Chapter 14.12, Problem 75AAP

(a)

To determine

The concentration of majority carriers.

Answer to Problem 75AAP

The concentration of majority carriers is $6.17\times {10}^{18}\text{electrons}/{\text{cm}}^{\text{3}}$.

Explanation of Solution

Write the expression to calculate the concentration of majority charge carriers in a n-type semiconductor.

    $n_n=\frac{1}{\rho q{\mu }_n}$                                                                                       ...... (I)

Here, the concentration of majority carriers is $n_n$, charge  of electron is $q$ and the electron mobility is ${\mu }_n$.

Conclusion:

Refer to the Figure-14.26 (“The effect of total ionized impurity concentration on the mobility of charge carriers in silicon at room temperature.”) to obtain the value of electron mobility as $1350{\text{cm}}^2/\text{V}\cdot \text{s}$ at $27°\text{C}$.

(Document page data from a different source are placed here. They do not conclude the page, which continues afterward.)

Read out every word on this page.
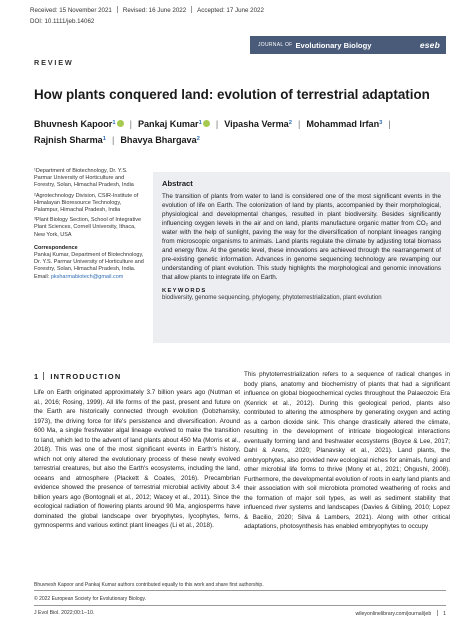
Received: 15 November 2021 Revised: 16 June 2022 Accepted: 17 June 2022
DOI: 10.1111/jeb.14062
JOURNAL OF Evolutionary Biology	eseb
REVIEW
How plants conquered land: evolution of terrestrial adaptation
Bhuvnesh Kapoor$^1$ | Pankaj Kumar$^1$ | Vipasha Verma$^2$ | Mohammad Irfan$^3$ |
Rajnish Sharma$^1$ | Bhavya Bhargava$^2$

¹Department of Biotechnology, Dr. Y.S. Parmar University of Horticulture and Forestry, Solan, Himachal Pradesh, India

²Agrotechnology Division, CSIR-Institute of Himalayan Bioresource Technology, Palampur, Himachal Pradesh, India

³Plant Biology Section, School of Integrative Plant Sciences, Cornell University, Ithaca, New York, USA

Correspondence

Pankaj Kumar, Department of Biotechnology, Dr. Y.S. Parmar University of Horticulture and Forestry, Solan, Himachal Pradesh, India.

Email: pksharmabiotech@gmail.com

Abstract

The transition of plants from water to land is considered one of the most significant events in the evolution of life on Earth. The colonization of land by plants, accompanied by their morphological, physiological and developmental changes, resulted in plant biodiversity. Besides significantly influencing oxygen levels in the air and on land, plants manufacture organic matter from CO₂ and water with the help of sunlight, paving the way for the diversification of nonplant lineages ranging from microscopic organisms to animals. Land plants regulate the climate by adjusting total biomass and energy flow. At the genetic level, these innovations are achieved through the rearrangement of pre-existing genetic information. Advances in genome sequencing technology are revamping our understanding of plant evolution. This study highlights the morphological and genomic innovations that allow plants to integrate life on Earth.

KEYWORDS
biodiversity, genome sequencing, phylogeny, phytoterrestrialization, plant evolution
1 INTRODUCTION

Life on Earth originated approximately 3.7 billion years ago (Nutman et al., 2016; Rosing, 1999). All life forms of the past, present and future on the Earth are historically connected through evolution (Dobzhansky, 1973), the driving force for life's persistence and diversification. Around 600 Ma, a single freshwater algal lineage evolved to make the transition to land, which led to the advent of land plants about 450 Ma (Morris et al., 2018). This was one of the most significant events in Earth's history, which not only altered the evolutionary process of these newly evolved terrestrial creatures, but also the Earth's ecosystems, including the land, oceans and atmosphere (Plackett & Coates, 2016). Precambrian evidence showed the presence of terrestrial microbial activity about 3.4 billion years ago (Bontognali et al., 2012; Wacey et al., 2011). Since the ecological radiation of flowering plants around 90 Ma, angiosperms have dominated the global landscape over bryophytes, lycophytes, ferns, gymnosperms and various extinct plant lineages (Li et al., 2018).

This phytoterrestrialization refers to a sequence of radical changes in body plans, anatomy and biochemistry of plants that had a significant influence on global biogeochemical cycles throughout the Palaeozoic Era (Kenrick et al., 2012). During this geological period, plants also contributed to altering the atmosphere by generating oxygen and acting as a carbon dioxide sink. This change drastically altered the climate, resulting in the development of intricate biogeological interactions eventually forming land and freshwater ecosystems (Boyce & Lee, 2017; Dahl & Arens, 2020; Planavsky et al., 2021). Land plants, the embryophytes, also provided new ecological niches for animals, fungi and other microbial life forms to thrive (Mony et al., 2021; Ohgushi, 2008). Furthermore, the developmental evolution of roots in early land plants and their association with soil microbiota promoted weathering of rocks and the formation of major soil types, as well as sediment stability that influenced river systems and landscapes (Davies & Gibling, 2010; Lopez & Bacilio, 2020; Silva & Lambers, 2021). Along with other critical adaptations, photosynthesis has enabled embryophytes to occupy

Bhuvnesh Kapoor and Pankaj Kumar authors contributed equally to this work and share first authorship.
© 2022 European Society for Evolutionary Biology.
J Evol Biol. 2022;00:1–10.	wileyonlinelibrary.com/journal/jeb 1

Substitute $7.5\times {10}^{-4}\Omega \cdot \text{cm}$ for $\rho$, $1.60\times {10}^{-19}\text{C}$ for $q$ and $1350{\text{cm}}^2/\text{V}\cdot \text{s}$ in equation (I).

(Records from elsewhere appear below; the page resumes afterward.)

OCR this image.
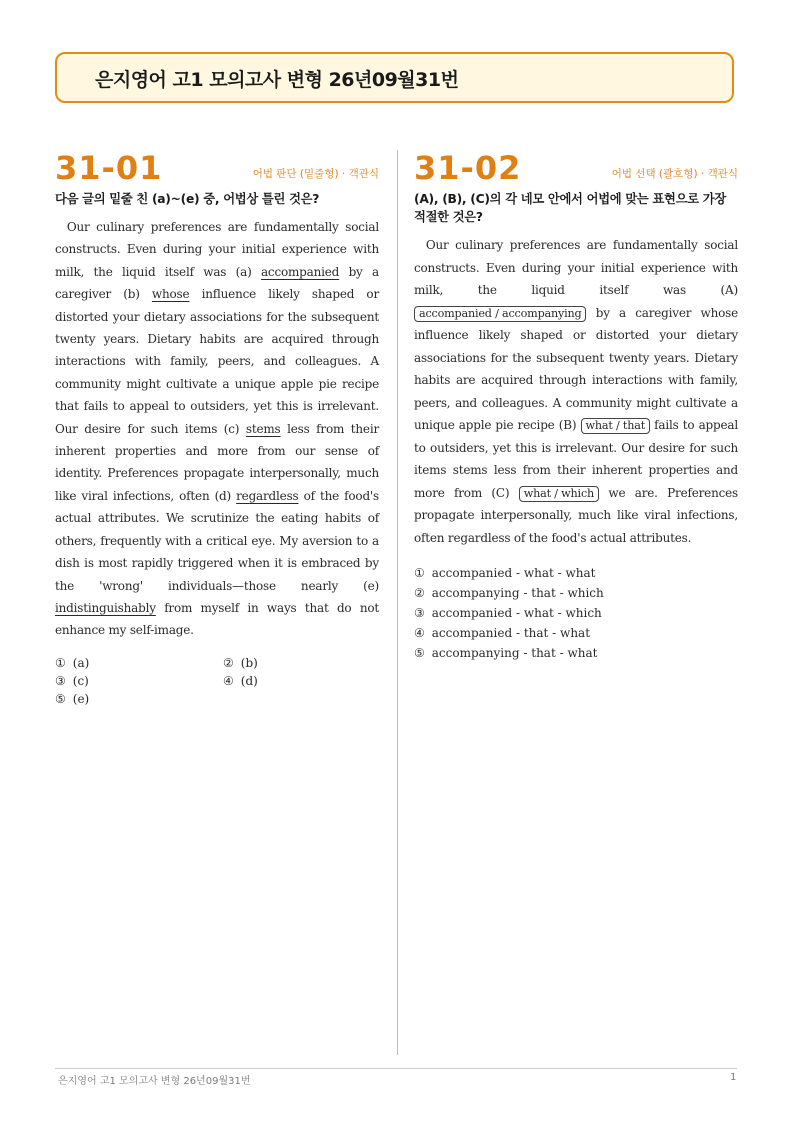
은지영어 고1 모의고사 변형 26년09월31번
31-01	어법 판단 (밑줄형) · 객관식
다음 글의 밑줄 친 (a)~(e) 중, 어법상 틀린 것은?
 Our culinary preferences are fundamentally social constructs. Even during your initial experience with milk, the liquid itself was (a) accompanied by a caregiver (b) whose influence likely shaped or distorted your dietary associations for the subsequent twenty years. Dietary habits are acquired through interactions with family, peers, and colleagues. A community might cultivate a unique apple pie recipe that fails to appeal to outsiders, yet this is irrelevant. Our desire for such items (c) stems less from their inherent properties and more from our sense of identity. Preferences propagate interpersonally, much like viral infections, often (d) regardless of the food's actual attributes. We scrutinize the eating habits of others, frequently with a critical eye. My aversion to a dish is most rapidly triggered when it is embraced by the 'wrong' individuals—those nearly (e) indistinguishably from myself in ways that do not enhance my self-image.
① (a)	② (b)
③ (c)	④ (d)
⑤ (e)
31-02	어법 선택 (괄호형) · 객관식
(A), (B), (C)의 각 네모 안에서 어법에 맞는 표현으로 가장 적절한 것은?
 Our culinary preferences are fundamentally social constructs. Even during your initial experience with milk, the liquid itself was (A) accompanied / accompanying by a caregiver whose influence likely shaped or distorted your dietary associations for the subsequent twenty years. Dietary habits are acquired through interactions with family, peers, and colleagues. A community might cultivate a unique apple pie recipe (B) what / that fails to appeal to outsiders, yet this is irrelevant. Our desire for such items stems less from their inherent properties and more from (C) what / which we are. Preferences propagate interpersonally, much like viral infections, often regardless of the food's actual attributes.
① accompanied - what - what
② accompanying - that - which
③ accompanied - what - which
④ accompanied - that - what
⑤ accompanying - that - what
은지영어 고1 모의고사 변형 26년09월31번	1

    $\begin{array}{c}{n}_n=\frac{1}{\left(7.5\times {10}^{-4}\Omega \cdot \text{cm}\right)\times \left(1.60\times {10}^{-19}\text{C}\right)\times \left(1350{\text{cm}}^2/\text{V}\cdot \text{s}\right)}\\ =\frac{1}{\left(7.5\times {10}^{-4}\Omega \cdot \text{cm}\right)\left(2160\times {10}^{-19}\text{C}\cdot {\text{cm}}^{\text{2}}/\text{V}\cdot \text{s}\right)}\\ =\frac{1}{16200\times {10}^{-23}{\text{cm}}^3}\\ =6.17\times {10}^{18}{\text{cm}}^{\text{-3}}\end{array}$

Thus, the concentration of majority carriers is $6.17\times {10}^{18}\text{electrons}/{\text{cm}}^{\text{3}}$.

(b)

To determine

The ratio of arsenic to silicon atoms.

Answer to Problem 75AAP

Thus the ratio of arsenic to silicon atoms is $1.24\times {10}^{-4}$.

Explanation of Solution

Write the expression to calculate silicon atoms.

    $N_{\text{Si}}=\frac{{\rho }_{\text{Si}}{N}_o}{\text{atomic}\text{weight}\text{of}\text{silicon}}$                                                 ...... (I)

Here, the number of silicon atoms is $N_{\text{Si}}$, the density of silicon is ${\rho }_{\text{Si}}$ and the Avogadro number is $N_o$.

Write the expression for ratio arsenic to the silicon atoms.

    $R=\frac{N_{\text{As}}}{N_{\text{Si}}}$                                                                                  ...... (II)

Here, the number of arsenic atoms is $N_{\text{As}}$.

Conclusion:

Substitute $2.33\text{g}/{\text{cm}}^{\text{3}}$ for ${\rho }_{\text{Si}}$, $6.023\times {10}^{23}\text{atoms}/\text{mol}$ for $N_o$ and $28.09\text{g}/\text{mol}$ for atomic weight of silicon in equation (I).

    $\begin{array}{c}{N}_{\text{Si}}=\frac{\left(2.33\text{g}/{\text{cm}}^{\text{3}}\right)\times \left(6.023\times {10}^{23}\text{atoms}/\text{mol}\right)}{28.09\text{g}/\text{mol}}\\ =\frac{14.03359\times {10}^{23}\text{g}\cdot \text{atoms}/{\text{cm}}^{\text{3}}\cdot \text{mol}}{28.09\text{g}/\text{mol}}\\ =4.99\times {10}^{22}\text{atoms}/{\text{cm}}^{\text{3}}\end{array}$

Substitute $4.99\times {10}^{22}\text{atoms}/{\text{cm}}^{\text{3}}$ for $N_{\text{Si}}$ and $6.17\times {10}^{18}\text{atoms}/{\text{cm}}^{\text{3}}$ for $N_{\text{As}}$ in equation (II).

    $\begin{array}{c}R=\frac{6.17\times {10}^{18}\text{atoms}/{\text{cm}}^{\text{3}}}{4.99\times {10}^{22}\text{atoms}/{\text{cm}}^{\text{3}}}\\ =1.24\times {10}^{-4}\end{array}$

Thus the ratio of arsenic to silicon atoms is $1.24\times {10}^{-4}$.